Tracecat is an open-source security automation platform that brings SOAR (Security Orchestration, Automation and Response) capabilities to teams that cannot afford or justify the cost of enterprise solutions like Tines, Splunk SOAR, or Palo Alto XSOAR. Backed by Y Combinator's Summer 2024 batch and carrying over 3,500 GitHub stars, Tracecat provides a visual workflow builder for creating automated response playbooks that handle the full lifecycle of security incidents — from initial alert triage through enrichment, investigation, and remediation.
The platform's AI capabilities go beyond simple automation. LLM-powered playbook steps can reason about alert context, correlate events across multiple data sources, generate investigation summaries, and suggest remediation actions based on the specific characteristics of each incident.

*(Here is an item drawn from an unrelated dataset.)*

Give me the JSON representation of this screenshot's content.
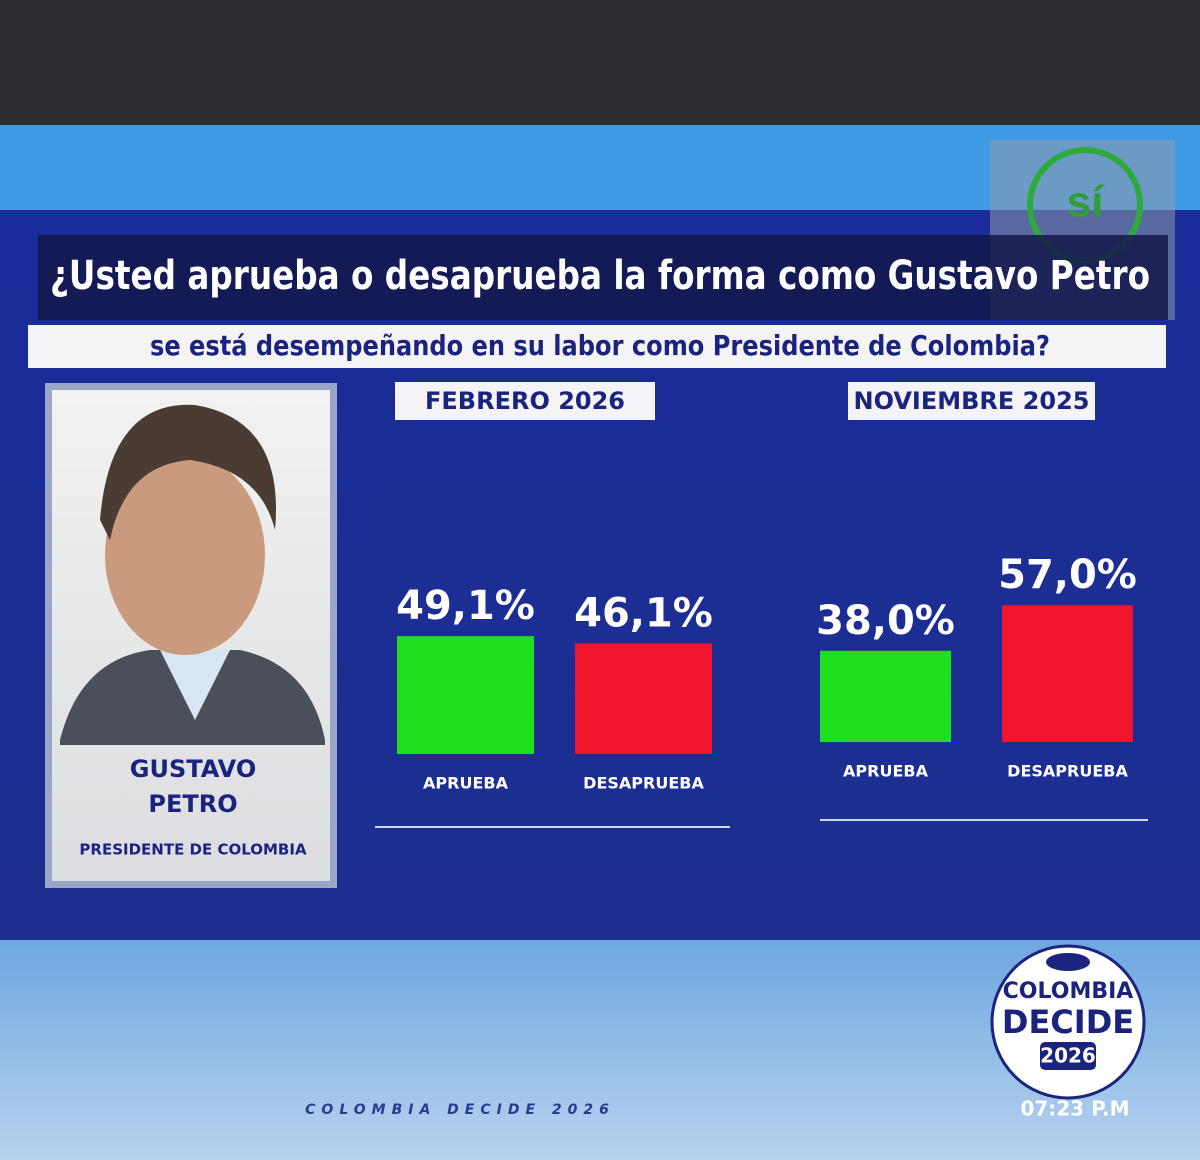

This transforms security operations from reactive, manual processes into proactive, semi-automated workflows where analysts focus on decision-making rather than repetitive data gathering. Integrations with common security tools — SIEMs, EDR platforms, ticketing systems, communication channels — ensure Tracecat fits into existing security stacks.
Self-hosting is free under the Apache-2.0 license, with Tracecat Cloud available as a managed option for teams that prefer not to maintain infrastructure. The SOAR category represents a genuine gap in the aicoolies catalog: while security scanning and code review tools are well represented, security automation and incident response tooling is entirely absent. For DevSecOps engineers and security teams in developer-heavy organizations, Tracecat provides the automation layer that connects security alerts to actual response actions.